I find out from our conversations that Mike has 21 people in his building. 14 of them were his crew that is remolding the upper floors. The rest of them are people that came to him looking for help. He says they have enough food to get by, but water is running scarce. He has no way to get any water, and since it hasn’t rained in days, they don’t even have any water from the buckets on the roof. I tell him I have 40 gallons of drinking water in my office alone, not including the rest of the offices. “Doesn’t do me any good over there,” was his only reply.

I break into each of the offices on my floor looking for supplies and useful items. I find some chocolates, batteries, a whistle, a new bag, and lots of other useful things. I knock the lock of Regina’s office. Regina is the president of central processing, and probably one of the most important people on our level. She is at her desk, dead since the beginning I gather. She has her scissors on her desk, and it looks as if she opened her arms with them. She sits in her executive leather office chair. On her mahogany desktop sits her blackberry, and her laptop, below her on her expensive carpeting there is a large patch of dried blood.

She was a stone cold terror in the office. People would see her and walk the other way. The people that worked under her lived in daily fear that she would confront them. I couldn’t imagine her doing something like this. Then I remember that I considered doing something like this. I look at her disgusted. In reflection, I was probably more upset with my weakness than with hers. I storm out of the room and decide on a plan.

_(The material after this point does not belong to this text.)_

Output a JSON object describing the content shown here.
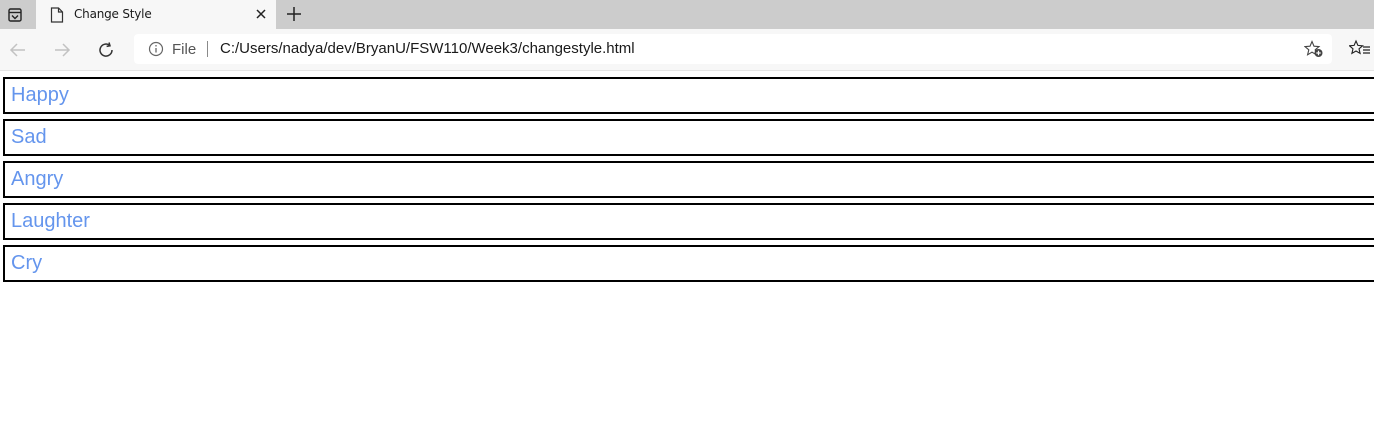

I take the bolt off of the industrial size paper cutter in the back office. The paper cutter handle is two and a half feet long and has a nice handle on it. It is the perfect makeshift machete. I grab the cart the water sits on, it’s got slots for 16 bottles, 80 gallons. There are 5 bottles in it. The rest of the offices on my floor fill the cart easily. There is more water here than the Shedd Aquarium. I take the cart to the stairwell and I march each bottle downstairs to the lobby. I don’t run into anything during the 17 trips up and down the stairs, the lobby is clear too. It looks like the soldiers cleared it out for a base of operations. I set the cart up in the dock area and retreat upstairs. I am too tired tonight to even consider it, but tomorrow morning I am making a break for the East Wabash building.